President Donald Trump is expected to extend the review period for the Environmental Protection Agency's fuel economy regulations by about a year, inside sources have revealed.
Such a review was widely expected after it was announced earlier this week that the President would be traveling to Michigan. Although technically a reversal of the rules that were locked into place by the previous Obama administration, the original agreement between the automakers and the federal government called for a review period to last through April 2018. The automakers will now have until April of next year to debate what the fuel economy rules should be for 2022 through 2025.
Automakers have agreed that cheap gas and the rise in popularity of utility vehicles will make the current standards nearly impossible to achieve. In fact, the 2016 model year is projected to be the first in more than a decade to fall short of CAFE averages.
Automakers seem to be confident of a rule change under current EPA Administrator Scott Pruitt.
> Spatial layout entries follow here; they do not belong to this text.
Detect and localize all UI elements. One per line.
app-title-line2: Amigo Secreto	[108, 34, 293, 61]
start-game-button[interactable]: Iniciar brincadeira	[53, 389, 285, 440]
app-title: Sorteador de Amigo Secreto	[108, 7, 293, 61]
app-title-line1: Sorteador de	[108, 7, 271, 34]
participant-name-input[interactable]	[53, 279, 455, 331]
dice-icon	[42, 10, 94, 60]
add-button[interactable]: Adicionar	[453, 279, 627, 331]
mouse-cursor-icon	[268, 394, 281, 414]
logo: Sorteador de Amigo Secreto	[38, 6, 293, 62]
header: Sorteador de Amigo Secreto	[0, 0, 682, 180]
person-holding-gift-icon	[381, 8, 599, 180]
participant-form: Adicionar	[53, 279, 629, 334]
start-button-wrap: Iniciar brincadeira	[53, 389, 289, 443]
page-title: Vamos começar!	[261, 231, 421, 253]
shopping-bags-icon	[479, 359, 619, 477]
Pruitt has long been critical of the EPA and has been an outspoken critic of man-made climate change.
However, a rule change is far from a slam dunk. California's influential Air Resources Board is steadfast in its support of electrified vehicles.
"We have the technical and legal ability to run a program that recognizes where electrification of vehicles is headed," Mary Nichols, chairman of California's Air Resources Board, told Automotive News. "We're trying to put together a mix of incentives and regulations to move the entire industry in this direction. This is what we're going to do."